The hill levels out, two-storey houses rise on each side of the four-lane road, and they reach the lights at a main intersection. Affixed to a post, a large rectangular blue sign with white letters declares that they’ve reached Danforth Ave.

Whatever.

They cross the wide road, walking up the hidden slope in the road that crests along the yellow centreline then down the slope toward the opposite sidewalk.

They continue on.

A large pointed grey-banded white sign declares that they are at Danforth Collegiate and Technical Institute. High school. She swallows and averts her gaze. El moves closer to her. Her gaze lands on the two-storey houses across the road. They sit silently with mere strips of brown lawn in front; the original front porches sit empty; and wide parched grass verges separate sidewalk and road. Trees grow everywhere, some young sticks, some reaching the sky and sheltering roofs from behind. She knows their names, and they idly scroll through her mind without effort: elm, maple, and chestnut.

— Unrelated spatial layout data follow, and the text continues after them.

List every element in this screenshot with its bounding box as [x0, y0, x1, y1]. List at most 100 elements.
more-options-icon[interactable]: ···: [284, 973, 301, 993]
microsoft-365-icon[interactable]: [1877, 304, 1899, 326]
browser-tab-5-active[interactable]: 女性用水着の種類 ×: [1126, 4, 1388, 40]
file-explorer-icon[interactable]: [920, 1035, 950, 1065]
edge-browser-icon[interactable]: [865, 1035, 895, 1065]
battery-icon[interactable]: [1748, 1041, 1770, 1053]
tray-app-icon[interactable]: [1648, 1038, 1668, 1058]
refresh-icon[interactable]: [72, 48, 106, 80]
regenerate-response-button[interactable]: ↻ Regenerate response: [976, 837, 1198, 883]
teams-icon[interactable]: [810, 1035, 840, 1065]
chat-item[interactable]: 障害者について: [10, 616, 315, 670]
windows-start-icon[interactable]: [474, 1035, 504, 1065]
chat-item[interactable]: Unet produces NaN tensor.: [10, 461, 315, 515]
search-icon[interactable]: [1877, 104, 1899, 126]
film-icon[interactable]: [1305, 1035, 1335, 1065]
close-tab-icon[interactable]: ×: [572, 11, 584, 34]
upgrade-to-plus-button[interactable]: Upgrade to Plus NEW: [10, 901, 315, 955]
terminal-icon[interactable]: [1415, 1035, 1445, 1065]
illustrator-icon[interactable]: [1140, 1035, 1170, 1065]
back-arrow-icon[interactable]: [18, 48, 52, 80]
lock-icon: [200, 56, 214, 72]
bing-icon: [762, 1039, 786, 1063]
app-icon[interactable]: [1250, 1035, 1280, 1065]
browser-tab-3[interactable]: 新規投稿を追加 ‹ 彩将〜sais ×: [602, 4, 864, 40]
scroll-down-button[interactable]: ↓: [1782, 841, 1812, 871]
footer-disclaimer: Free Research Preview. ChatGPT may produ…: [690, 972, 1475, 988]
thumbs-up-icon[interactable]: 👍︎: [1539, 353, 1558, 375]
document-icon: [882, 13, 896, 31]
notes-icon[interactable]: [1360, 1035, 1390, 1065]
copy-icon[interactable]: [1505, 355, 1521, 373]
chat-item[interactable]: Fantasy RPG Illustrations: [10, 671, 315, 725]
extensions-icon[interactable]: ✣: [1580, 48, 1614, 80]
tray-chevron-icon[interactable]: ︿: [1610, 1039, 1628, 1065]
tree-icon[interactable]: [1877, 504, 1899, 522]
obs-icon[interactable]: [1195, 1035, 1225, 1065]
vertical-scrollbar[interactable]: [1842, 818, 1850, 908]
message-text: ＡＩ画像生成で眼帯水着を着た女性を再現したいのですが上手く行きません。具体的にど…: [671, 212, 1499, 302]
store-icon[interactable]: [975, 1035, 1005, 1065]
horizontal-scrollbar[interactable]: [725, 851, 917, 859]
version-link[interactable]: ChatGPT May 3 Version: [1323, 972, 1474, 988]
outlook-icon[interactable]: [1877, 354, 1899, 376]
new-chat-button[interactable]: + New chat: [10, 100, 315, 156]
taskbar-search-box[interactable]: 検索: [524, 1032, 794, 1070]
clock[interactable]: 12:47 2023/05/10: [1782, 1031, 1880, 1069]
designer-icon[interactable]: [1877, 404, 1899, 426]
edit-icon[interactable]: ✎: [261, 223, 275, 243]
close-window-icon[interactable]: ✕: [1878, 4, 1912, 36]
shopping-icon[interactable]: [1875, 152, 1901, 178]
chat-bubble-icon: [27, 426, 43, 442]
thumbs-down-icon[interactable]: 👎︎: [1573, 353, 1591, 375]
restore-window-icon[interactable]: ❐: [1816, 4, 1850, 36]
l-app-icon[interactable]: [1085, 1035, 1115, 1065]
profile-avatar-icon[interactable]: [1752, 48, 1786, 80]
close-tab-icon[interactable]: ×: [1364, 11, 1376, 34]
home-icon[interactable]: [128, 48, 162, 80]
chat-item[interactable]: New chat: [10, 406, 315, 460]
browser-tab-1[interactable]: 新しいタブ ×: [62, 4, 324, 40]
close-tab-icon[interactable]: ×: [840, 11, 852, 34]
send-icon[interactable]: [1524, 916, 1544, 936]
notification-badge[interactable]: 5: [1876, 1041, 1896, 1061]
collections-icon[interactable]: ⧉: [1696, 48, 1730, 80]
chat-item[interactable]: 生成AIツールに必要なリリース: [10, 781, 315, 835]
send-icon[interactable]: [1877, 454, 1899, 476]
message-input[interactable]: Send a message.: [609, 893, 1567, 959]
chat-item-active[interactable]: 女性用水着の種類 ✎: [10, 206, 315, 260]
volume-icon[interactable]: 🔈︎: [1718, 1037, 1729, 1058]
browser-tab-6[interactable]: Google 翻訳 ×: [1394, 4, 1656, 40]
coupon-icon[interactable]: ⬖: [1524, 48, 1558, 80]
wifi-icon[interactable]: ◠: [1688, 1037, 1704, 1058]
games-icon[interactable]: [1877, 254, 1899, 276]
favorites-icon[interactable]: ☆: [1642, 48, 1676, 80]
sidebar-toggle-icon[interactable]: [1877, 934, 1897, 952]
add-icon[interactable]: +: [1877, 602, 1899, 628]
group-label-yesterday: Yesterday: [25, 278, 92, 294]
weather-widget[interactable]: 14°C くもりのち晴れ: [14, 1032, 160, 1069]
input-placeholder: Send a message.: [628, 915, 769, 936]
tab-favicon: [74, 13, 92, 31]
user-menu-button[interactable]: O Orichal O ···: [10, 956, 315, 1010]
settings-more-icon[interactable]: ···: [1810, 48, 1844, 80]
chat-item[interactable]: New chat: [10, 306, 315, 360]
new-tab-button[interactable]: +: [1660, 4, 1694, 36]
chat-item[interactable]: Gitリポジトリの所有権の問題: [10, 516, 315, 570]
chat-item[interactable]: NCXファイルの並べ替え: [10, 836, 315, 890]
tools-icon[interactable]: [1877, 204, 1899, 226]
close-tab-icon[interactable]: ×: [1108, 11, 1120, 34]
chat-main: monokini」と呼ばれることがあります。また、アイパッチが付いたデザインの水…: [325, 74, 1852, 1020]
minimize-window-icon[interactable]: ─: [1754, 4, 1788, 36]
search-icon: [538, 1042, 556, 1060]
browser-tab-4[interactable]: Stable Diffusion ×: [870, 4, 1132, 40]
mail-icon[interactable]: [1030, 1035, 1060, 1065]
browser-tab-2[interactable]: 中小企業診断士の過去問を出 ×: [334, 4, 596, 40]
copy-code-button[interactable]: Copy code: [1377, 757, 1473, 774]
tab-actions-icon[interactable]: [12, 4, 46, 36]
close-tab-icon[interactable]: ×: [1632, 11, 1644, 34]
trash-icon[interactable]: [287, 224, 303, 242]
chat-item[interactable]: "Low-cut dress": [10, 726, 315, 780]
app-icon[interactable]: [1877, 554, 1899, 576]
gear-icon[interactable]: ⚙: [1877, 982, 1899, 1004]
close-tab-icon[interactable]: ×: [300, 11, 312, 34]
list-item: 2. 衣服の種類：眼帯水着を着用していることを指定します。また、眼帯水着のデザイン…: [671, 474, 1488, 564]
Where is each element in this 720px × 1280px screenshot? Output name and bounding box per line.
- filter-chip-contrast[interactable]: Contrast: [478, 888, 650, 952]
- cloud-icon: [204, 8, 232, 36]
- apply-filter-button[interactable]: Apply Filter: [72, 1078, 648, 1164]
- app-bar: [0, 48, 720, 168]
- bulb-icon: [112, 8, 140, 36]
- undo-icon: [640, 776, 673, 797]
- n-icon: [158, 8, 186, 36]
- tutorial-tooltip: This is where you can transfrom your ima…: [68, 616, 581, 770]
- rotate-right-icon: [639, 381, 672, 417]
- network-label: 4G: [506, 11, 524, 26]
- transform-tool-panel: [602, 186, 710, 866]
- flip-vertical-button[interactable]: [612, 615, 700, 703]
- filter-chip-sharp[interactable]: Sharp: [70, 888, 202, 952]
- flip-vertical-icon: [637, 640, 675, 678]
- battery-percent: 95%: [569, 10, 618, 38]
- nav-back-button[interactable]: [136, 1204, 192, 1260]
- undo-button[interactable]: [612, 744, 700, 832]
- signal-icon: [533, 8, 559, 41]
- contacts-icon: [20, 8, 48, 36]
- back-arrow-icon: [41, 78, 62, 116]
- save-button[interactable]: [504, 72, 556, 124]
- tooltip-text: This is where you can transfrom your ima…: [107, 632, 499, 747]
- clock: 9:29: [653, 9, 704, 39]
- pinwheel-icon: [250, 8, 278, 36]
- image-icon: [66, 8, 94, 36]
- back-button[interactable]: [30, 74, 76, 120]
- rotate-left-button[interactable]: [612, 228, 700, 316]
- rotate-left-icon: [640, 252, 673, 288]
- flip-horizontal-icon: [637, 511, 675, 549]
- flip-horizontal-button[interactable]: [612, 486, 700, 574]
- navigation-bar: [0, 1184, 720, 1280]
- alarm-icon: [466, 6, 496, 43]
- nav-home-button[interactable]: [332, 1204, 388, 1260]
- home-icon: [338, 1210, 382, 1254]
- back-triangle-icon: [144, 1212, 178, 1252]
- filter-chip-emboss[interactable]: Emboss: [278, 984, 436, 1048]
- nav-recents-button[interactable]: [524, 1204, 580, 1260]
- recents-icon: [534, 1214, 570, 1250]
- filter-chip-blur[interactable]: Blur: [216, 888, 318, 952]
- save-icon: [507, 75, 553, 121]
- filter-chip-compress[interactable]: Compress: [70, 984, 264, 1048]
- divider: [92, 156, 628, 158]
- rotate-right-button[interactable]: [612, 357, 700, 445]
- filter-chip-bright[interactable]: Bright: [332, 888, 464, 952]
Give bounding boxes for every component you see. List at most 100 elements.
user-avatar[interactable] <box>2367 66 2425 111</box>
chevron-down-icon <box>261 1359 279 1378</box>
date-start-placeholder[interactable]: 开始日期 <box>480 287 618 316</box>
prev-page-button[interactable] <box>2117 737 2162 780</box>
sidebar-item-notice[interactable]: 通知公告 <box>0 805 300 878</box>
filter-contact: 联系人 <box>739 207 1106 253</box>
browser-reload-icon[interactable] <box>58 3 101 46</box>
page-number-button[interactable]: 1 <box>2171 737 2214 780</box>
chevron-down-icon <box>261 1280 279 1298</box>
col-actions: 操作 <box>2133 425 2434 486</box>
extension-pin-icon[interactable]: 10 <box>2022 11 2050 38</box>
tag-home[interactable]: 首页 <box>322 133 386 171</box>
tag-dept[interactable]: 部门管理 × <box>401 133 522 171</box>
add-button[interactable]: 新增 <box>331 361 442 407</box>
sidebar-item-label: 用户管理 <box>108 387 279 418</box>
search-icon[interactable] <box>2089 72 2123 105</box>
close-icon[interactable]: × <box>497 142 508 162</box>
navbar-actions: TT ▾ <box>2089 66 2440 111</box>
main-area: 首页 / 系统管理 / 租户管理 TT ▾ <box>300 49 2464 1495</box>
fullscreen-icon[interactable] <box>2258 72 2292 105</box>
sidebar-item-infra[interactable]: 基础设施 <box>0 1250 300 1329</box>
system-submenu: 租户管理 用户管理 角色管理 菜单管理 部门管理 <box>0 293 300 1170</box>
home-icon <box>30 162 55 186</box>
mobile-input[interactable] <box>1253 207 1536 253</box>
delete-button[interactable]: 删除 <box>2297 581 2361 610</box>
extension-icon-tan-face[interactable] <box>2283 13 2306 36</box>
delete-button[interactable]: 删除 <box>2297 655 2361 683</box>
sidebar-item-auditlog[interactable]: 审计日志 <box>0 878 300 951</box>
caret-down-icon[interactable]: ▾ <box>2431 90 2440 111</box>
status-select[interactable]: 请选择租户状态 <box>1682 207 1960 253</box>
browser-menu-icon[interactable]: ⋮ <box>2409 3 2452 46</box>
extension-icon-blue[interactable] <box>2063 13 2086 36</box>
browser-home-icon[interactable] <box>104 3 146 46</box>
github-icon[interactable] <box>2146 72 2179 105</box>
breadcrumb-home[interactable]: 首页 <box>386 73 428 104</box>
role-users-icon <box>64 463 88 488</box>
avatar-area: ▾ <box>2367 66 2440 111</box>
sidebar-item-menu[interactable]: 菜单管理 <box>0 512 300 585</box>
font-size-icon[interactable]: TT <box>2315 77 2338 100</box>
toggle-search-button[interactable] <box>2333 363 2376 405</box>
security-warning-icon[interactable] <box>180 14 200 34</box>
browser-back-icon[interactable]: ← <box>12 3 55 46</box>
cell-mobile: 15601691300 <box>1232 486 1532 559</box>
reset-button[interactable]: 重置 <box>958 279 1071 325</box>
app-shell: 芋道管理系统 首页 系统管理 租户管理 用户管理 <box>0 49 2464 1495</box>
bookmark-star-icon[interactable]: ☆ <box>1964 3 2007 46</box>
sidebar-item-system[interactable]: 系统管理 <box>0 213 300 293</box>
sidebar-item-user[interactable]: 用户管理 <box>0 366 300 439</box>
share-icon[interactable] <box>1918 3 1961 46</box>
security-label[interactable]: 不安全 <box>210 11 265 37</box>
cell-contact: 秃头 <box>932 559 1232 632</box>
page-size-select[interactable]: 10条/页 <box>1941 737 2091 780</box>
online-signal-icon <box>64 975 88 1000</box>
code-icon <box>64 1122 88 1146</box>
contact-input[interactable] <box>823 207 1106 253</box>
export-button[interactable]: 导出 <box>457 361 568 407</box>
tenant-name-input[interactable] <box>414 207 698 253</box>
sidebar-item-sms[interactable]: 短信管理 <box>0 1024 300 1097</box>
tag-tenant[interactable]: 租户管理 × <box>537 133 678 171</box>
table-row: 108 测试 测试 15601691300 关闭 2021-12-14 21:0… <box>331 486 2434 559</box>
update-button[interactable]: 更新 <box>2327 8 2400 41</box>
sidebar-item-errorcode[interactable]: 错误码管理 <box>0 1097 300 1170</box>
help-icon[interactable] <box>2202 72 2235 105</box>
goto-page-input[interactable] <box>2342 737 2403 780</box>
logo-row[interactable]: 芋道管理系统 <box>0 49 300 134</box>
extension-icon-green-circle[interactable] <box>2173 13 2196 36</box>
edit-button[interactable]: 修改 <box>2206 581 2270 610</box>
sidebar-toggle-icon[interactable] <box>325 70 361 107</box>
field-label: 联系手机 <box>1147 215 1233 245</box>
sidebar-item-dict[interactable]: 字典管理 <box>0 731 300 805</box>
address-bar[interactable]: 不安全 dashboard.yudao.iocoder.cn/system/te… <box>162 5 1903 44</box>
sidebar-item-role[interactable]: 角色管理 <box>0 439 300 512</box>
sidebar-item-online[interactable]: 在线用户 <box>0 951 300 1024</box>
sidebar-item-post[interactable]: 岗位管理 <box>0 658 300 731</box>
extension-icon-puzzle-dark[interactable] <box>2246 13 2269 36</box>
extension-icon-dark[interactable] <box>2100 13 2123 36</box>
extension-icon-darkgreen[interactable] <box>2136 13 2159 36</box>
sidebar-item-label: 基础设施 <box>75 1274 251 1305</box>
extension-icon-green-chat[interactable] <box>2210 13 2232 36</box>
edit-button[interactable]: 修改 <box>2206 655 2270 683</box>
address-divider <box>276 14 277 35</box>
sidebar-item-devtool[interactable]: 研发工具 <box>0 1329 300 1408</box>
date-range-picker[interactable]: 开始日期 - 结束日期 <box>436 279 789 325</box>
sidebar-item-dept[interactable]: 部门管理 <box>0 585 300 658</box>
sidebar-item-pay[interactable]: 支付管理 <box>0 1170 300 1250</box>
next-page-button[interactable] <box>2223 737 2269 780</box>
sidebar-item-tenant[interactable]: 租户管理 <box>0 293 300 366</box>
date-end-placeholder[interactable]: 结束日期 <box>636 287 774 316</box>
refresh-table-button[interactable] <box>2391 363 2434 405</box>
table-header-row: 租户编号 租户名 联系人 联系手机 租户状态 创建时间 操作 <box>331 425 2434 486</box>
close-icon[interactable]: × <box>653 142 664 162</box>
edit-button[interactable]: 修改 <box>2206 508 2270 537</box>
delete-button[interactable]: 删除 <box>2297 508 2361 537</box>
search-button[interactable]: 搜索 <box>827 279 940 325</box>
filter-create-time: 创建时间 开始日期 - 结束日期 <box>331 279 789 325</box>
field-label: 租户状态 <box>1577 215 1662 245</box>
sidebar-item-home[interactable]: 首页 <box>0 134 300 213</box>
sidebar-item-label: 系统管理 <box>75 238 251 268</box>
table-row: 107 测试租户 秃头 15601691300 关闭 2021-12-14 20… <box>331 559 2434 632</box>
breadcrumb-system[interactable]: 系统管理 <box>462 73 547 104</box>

Beside her, El keeps walking.

They reach a busy road. Two lanes of cars zip towards them, two lanes zip by in her direction. Aban cringes towards the neat bungalows behind their hedges and fences. El keeps walking.

Soon they’re at another major intersection. On one corner tall bright blue hoarding surrounds an angled crane with a wire hanging from its tip. “Coxwell Trunk Sewer Project,” the sign reads. She takes in the words, but they mean nothing to her.

El crosses the road first east and then north, and suddenly there is no traffic noise. They’re walking along a quiet street lined with brick bungalows with bow windows underscored by stonework, their roofs angling down to cover small enclosed garages. Two-storey houses punctuate the neat line of one-storey houses. Clipped green lawns edge up to the sidewalk, and majestic trees overhang the street here and there.

The road ends in a T-junction, and El and Aban step off the end of the sidewalk, cross the road, and enter a park. The screams of children erupt from the playground on the far right. The grass is brown and crisp; soil emerges here and there. Weeds creep a dark green pattern in the dead grass. Pine trees have let go of their needles, and the fallen needles scent the still, humid air. Aban’s T-shirt proclaiming “I Love Nature” sticks to her back; the same camouflage army pants she wore the day before cling to her thighs and drape over her smudged sneakers. Aban wants a drink, but she has no water, and her mouth doesn’t open to ask. El hands her a bottle from the bag slung over his shoulder. She grasps it, unscrews the cap, and gulps down the warm water. She screws the cap back on and hands it back to him. He regards her for a moment, but she continues to hold out the bottle, and he takes it.